Last, we only have a single-item broad measure to assess physical health. A limitation of the single item is that it is possible that different types of physical conditions, or, different aspects of physical conditions (e.g., reduced mobility, shortness of breath, muscle weakness) have different relationships with stigma (discussed in future directions) which we are not able to test. However, this may not be problematic, as a literature review on physical disabilities and stigma conducted by van Brakel [65] concluded that the impact of stigma was similar across disabilities. Additionally, recently, Hatzenbuehler, and colleagues [1] suggested it may be hard to assess the true magnitude of the relationship between physical health and stigma because studies examining the link have been compartmentalized into separate domains (e.g., stigma and obesity, stigma and HIV). and suggest that research broaden its scope to examine a more general conceptualization of physical health and stigma.

This study also had a number of strengths. For instance, we used data from two concurrent, population-based surveys, increasing the reliability of our results. Also, we employed robust methodological procedures, including sample restriction to create a sample of Canadian civilians that was more comparable to the military population as well as adjustments for key socio-demographic characteristics, variables related to the need for mental health care, and disability.

Conclusion

Stigma, it seems, does not discriminate with respect to the nature of the health problem (mental versus physical). The findings suggest that, as physical health worsens, the risk of experienced discrimination and embarrassment increases.
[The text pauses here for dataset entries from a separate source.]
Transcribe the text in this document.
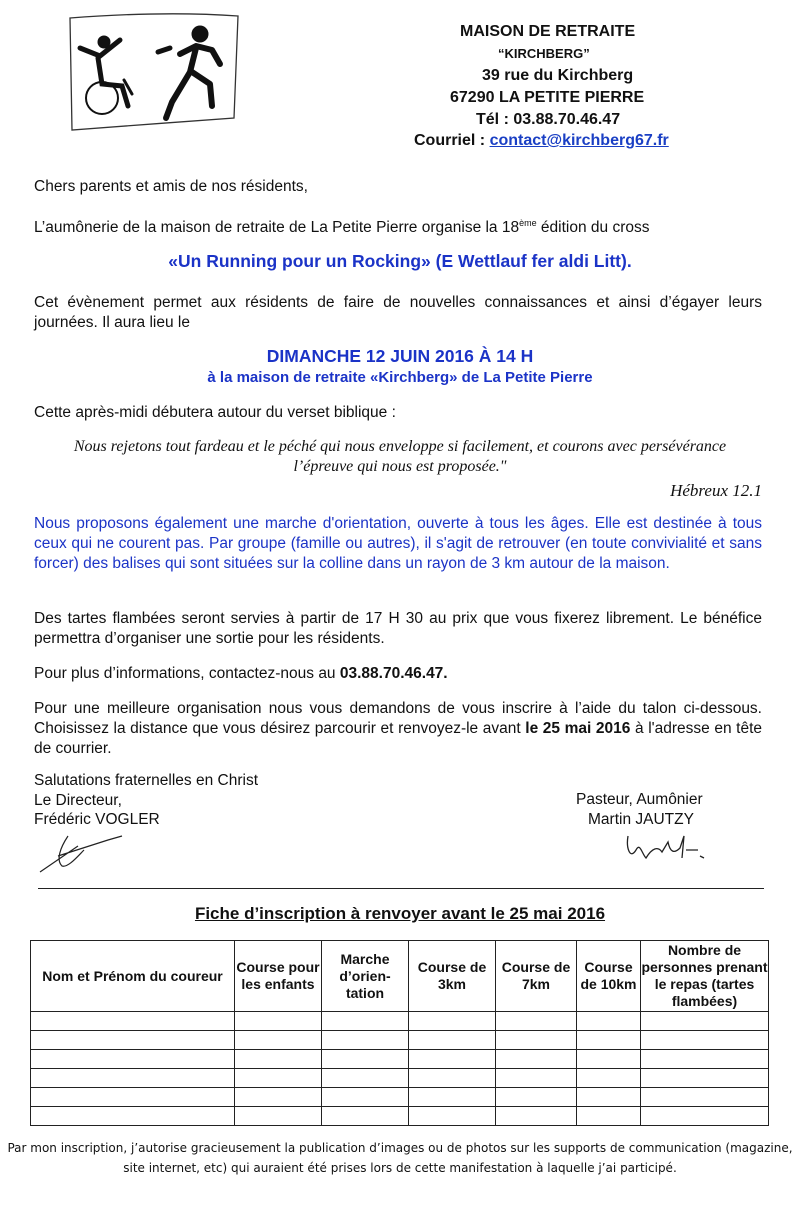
MAISON DE RETRAITE
“KIRCHBERG”
39 rue du Kirchberg
67290 LA PETITE PIERRE
Tél : 03.88.70.46.47
Courriel : contact@kirchberg67.fr
Chers parents et amis de nos résidents,
L’aumônerie de la maison de retraite de La Petite Pierre organise la 18ème édition du cross
«Un Running pour un Rocking» (E Wettlauf fer aldi Litt).
Cet évènement permet aux résidents de faire de nouvelles connaissances et ainsi d’égayer leurs journées. Il aura lieu le
DIMANCHE 12 JUIN 2016 À 14 H
à la maison de retraite «Kirchberg» de La Petite Pierre
Cette après-midi débutera autour du verset biblique :
Nous rejetons tout fardeau et le péché qui nous enveloppe si facilement, et courons avec persévérance
l’épreuve qui nous est proposée."
Hébreux 12.1
Nous proposons également une marche d'orientation, ouverte à tous les âges. Elle est destinée à tous ceux qui ne courent pas. Par groupe (famille ou autres), il s'agit de retrouver (en toute convivialité et sans forcer) des balises qui sont situées sur la colline dans un rayon de 3 km autour de la maison.
Des tartes flambées seront servies à partir de 17 H 30 au prix que vous fixerez librement. Le bénéfice permettra d’organiser une sortie pour les résidents.
Pour plus d’informations, contactez-nous au 03.88.70.46.47.
Pour une meilleure organisation nous vous demandons de vous inscrire à l’aide du talon ci-dessous. Choisissez la distance que vous désirez parcourir et renvoyez-le avant le 25 mai 2016 à l'adresse en tête de courrier.
Salutations fraternelles en Christ
Le Directeur,
Frédéric VOGLER
Pasteur, Aumônier
Martin JAUTZY
Fiche d’inscription à renvoyer avant le 25 mai 2016
Nom et Prénom du coureur	Course pour les enfants	Marche d’orien-tation	Course de 3km	Course de 7km	Course de 10km	Nombre de personnes prenant le repas (tartes flambées)

Par mon inscription, j’autorise gracieusement la publication d’images ou de photos sur les supports de communication (magazine, site internet, etc) qui auraient été prises lors de cette manifestation à laquelle j’ai participé.
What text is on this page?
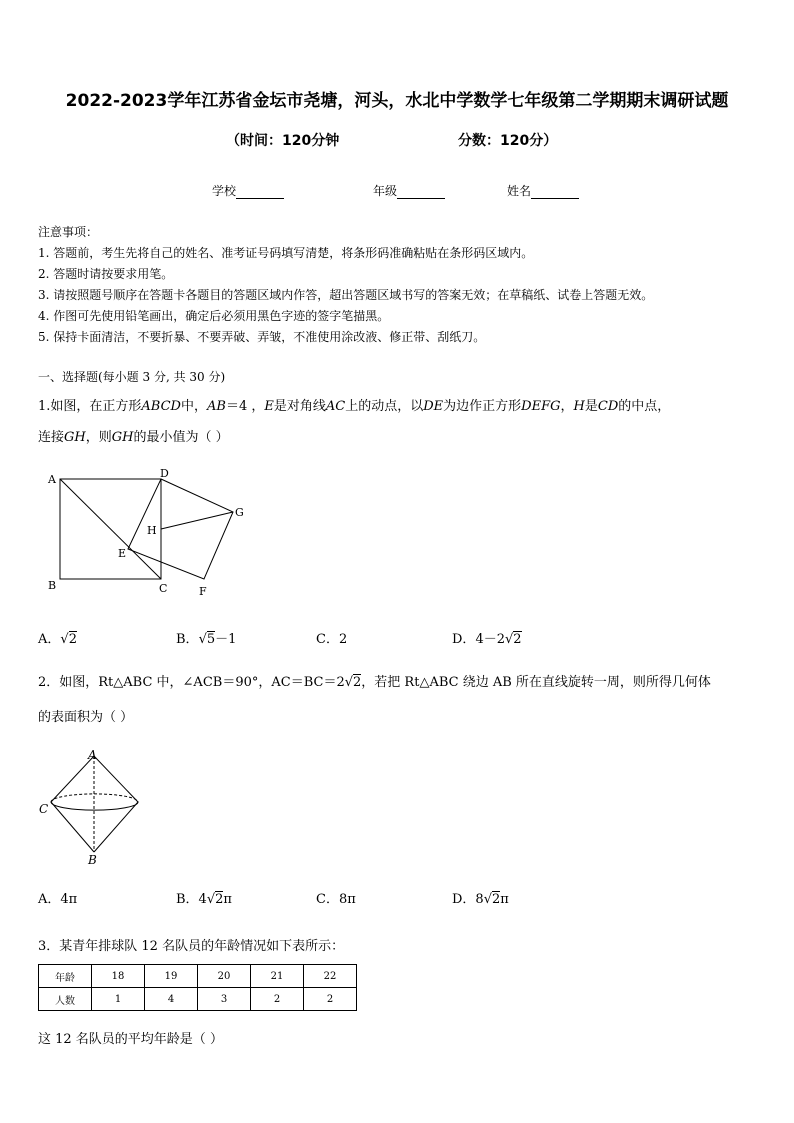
2022-2023学年江苏省金坛市尧塘，河头，水北中学数学七年级第二学期期末调研试题
（时间：120分钟	分数：120分）
学校	年级	姓名
注意事项：
1. 答题前，考生先将自己的姓名、准考证号码填写清楚，将条形码准确粘贴在条形码区域内。
2. 答题时请按要求用笔。
3. 请按照题号顺序在答题卡各题目的答题区域内作答，超出答题区域书写的答案无效；在草稿纸、试卷上答题无效。
4. 作图可先使用铅笔画出，确定后必须用黑色字迹的签字笔描黑。
5. 保持卡面清洁，不要折暴、不要弄破、弄皱，不准使用涂改液、修正带、刮纸刀。
一、选择题(每小题 3 分, 共 30 分)
1.如图，在正方形ABCD中，AB＝4 ，E是对角线AC上的动点，以DE为边作正方形DEFG，H是CD的中点，
连接GH，则GH的最小值为（ ）
A	D
B	C
E
F
G
H
A．√2	B．√5－1	C．2	D．4－2√2
2．如图，Rt△ABC 中，∠ACB＝90°，AC＝BC＝2√2，若把 Rt△ABC 绕边 AB 所在直线旋转一周，则所得几何体
的表面积为（ ）
A
C
B
A．4π	B．4√2π	C．8π	D．8√2π
3．某青年排球队 12 名队员的年龄情况如下表所示：
年龄	18	19	20	21	22
人数	1	4	3	2	2
这 12 名队员的平均年龄是（ ）
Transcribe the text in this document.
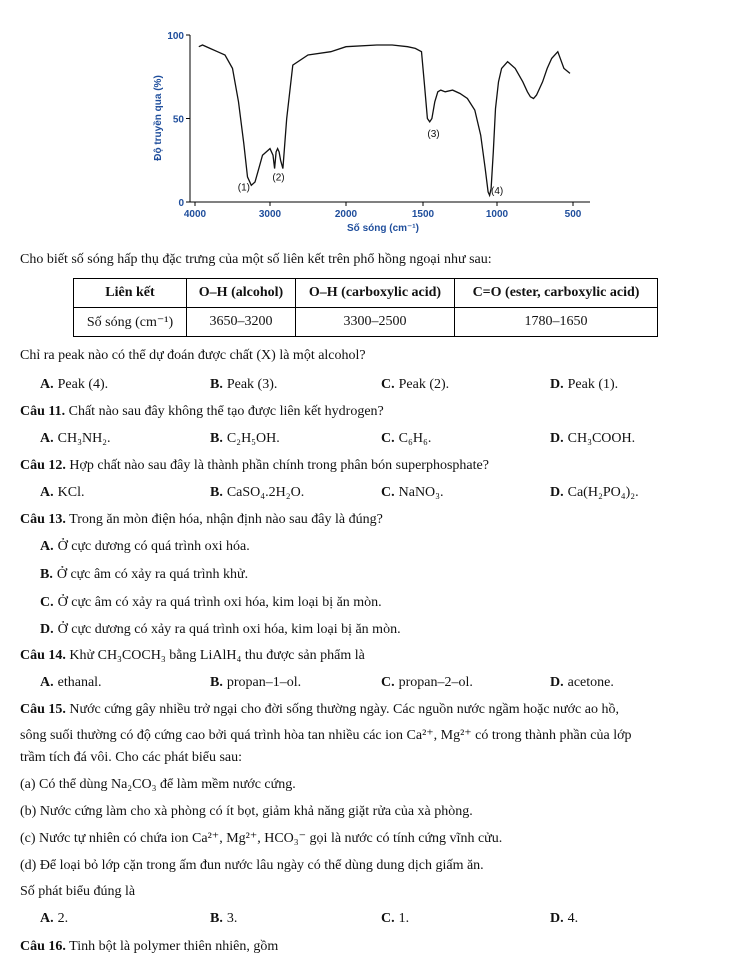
0
50
100
4000	3000	2000	1500	1000	500
Số sóng (cm⁻¹)
Độ truyền qua (%)
(1)
(2)
(3)
(4)
Cho biết số sóng hấp thụ đặc trưng của một số liên kết trên phổ hồng ngoại như sau:
Liên kết	O–H (alcohol)	O–H (carboxylic acid)	C=O (ester, carboxylic acid)
Số sóng (cm⁻¹)	3650–3200	3300–2500	1780–1650
Chỉ ra peak nào có thể dự đoán được chất (X) là một alcohol?
A. Peak (4).	B. Peak (3).	C. Peak (2).	D. Peak (1).
Câu 11. Chất nào sau đây không thể tạo được liên kết hydrogen?
A. CH₃NH₂.	B. C₂H₅OH.	C. C₆H₆.	D. CH₃COOH.
Câu 12. Hợp chất nào sau đây là thành phần chính trong phân bón superphosphate?
A. KCl.	B. CaSO₄.2H₂O.	C. NaNO₃.	D. Ca(H₂PO₄)₂.
Câu 13. Trong ăn mòn điện hóa, nhận định nào sau đây là đúng?
A. Ở cực dương có quá trình oxi hóa.
B. Ở cực âm có xảy ra quá trình khử.
C. Ở cực âm có xảy ra quá trình oxi hóa, kim loại bị ăn mòn.
D. Ở cực dương có xảy ra quá trình oxi hóa, kim loại bị ăn mòn.
Câu 14. Khử CH₃COCH₃ bằng LiAlH₄ thu được sản phẩm là
A. ethanal.	B. propan–1–ol.	C. propan–2–ol.	D. acetone.
Câu 15. Nước cứng gây nhiều trở ngại cho đời sống thường ngày. Các nguồn nước ngầm hoặc nước ao hồ,
sông suối thường có độ cứng cao bởi quá trình hòa tan nhiều các ion Ca²⁺, Mg²⁺ có trong thành phần của lớp
trầm tích đá vôi. Cho các phát biểu sau:
(a) Có thể dùng Na₂CO₃ để làm mềm nước cứng.
(b) Nước cứng làm cho xà phòng có ít bọt, giảm khả năng giặt rửa của xà phòng.
(c) Nước tự nhiên có chứa ion Ca²⁺, Mg²⁺, HCO₃⁻ gọi là nước có tính cứng vĩnh cửu.
(d) Để loại bỏ lớp cặn trong ấm đun nước lâu ngày có thể dùng dung dịch giấm ăn.
Số phát biểu đúng là
A. 2.	B. 3.	C. 1.	D. 4.
Câu 16. Tinh bột là polymer thiên nhiên, gồm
Furthermore, the increase in probability of enacted stigma is particularly problematic in the military, where the association is significantly stronger than in the general population. The findings suggest future stigma reduction campaigns should consider including physical health stigma as well as mental health stigma. Future research should examine what factors contribute to physical health stigma, and identify whether certain aspects of poor physical health modify the link between physical health and stigma.